A Renewed Friendship in Gaza

War Child’s Helping Children Heal project provides protection and recreation opportunities to the most marginalised children in Gaza. It also provides a space where friendship can blossom away from violent conflict - as the story of Heba and Chaima shows…

A 12-year-old child living in the Gaza Strip has witnessed three armed conflicts in their lifetime. And the potential threat to the safety of children is increasing once again following the bitterly contested opening of the US embassy in Jerusalem.

Many of Gaza’s children have grown up entirely under blockade and only know the world as an unsafe place. UN refugee body UNWRA states that 300,000 children in Gaza are currently in need of psychosocial support. The magnitude of the challenges facing both Gaza and the West Bank show no signs of abating - nor the threat to local children and youth.

War Child’s Helping Children Heal project works to address these threats by providing support, protection and recreation opportunities to the most marginalized children and communities. A core element of the project is War Child’s life skills intervention I DEAL which employs creative activities and discussions to help build children’s resilience and improve their coping skills.

Heba and Chaima

Heba is a 12-year-old girl from Beit Hanoun, a city located in the north of the Gaza Strip. In the spring of 2017 she took part in I DEAL sessions.  

Before attending the course, Heba was shy and struggled to interact with others in large groups. She also felt very embarrassed when she found out that her cousin Chaima was in the same module as her - someone she was told to keep away from following a family dispute.

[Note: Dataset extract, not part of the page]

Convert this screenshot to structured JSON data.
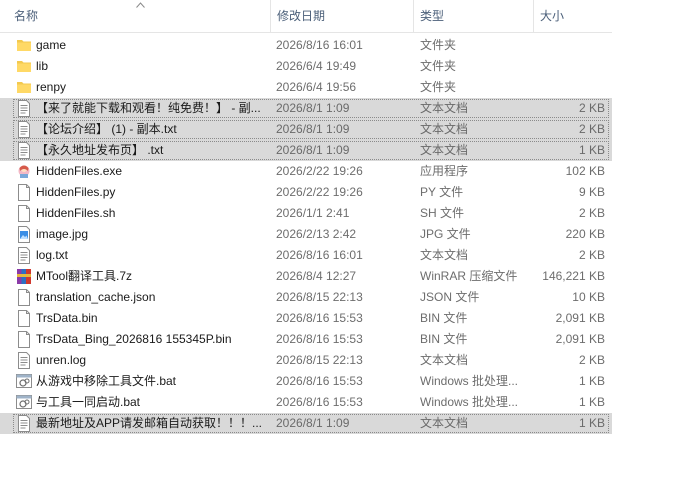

Yet Heba’s fears were unfounded - particularly with regard to Chaima. Since taking part in the project module ‘peer relationships’ the two girls have become close friends, planning their summer holidays and ‘open day’ activities together.

Through their participation in workshops designed to build trust and reduce day-to-day conflicts Heba and Chaima have also discovered something new - a culture of tolerance and forgiveness.

“Before, we did not know that we have to forgive each other,” Heba said. “We also have to stay objective and not get involved in the problems of adults.”

“We are children and equals so we can continue playing and talking together - as there is no conflict between us.”

Words: Martha Shardalow
Photos: War Child

*The names of the two girls have been changed. Both girls have agreed to share their story and photograph. Their parents are aware of the story and about the two girls' friendship.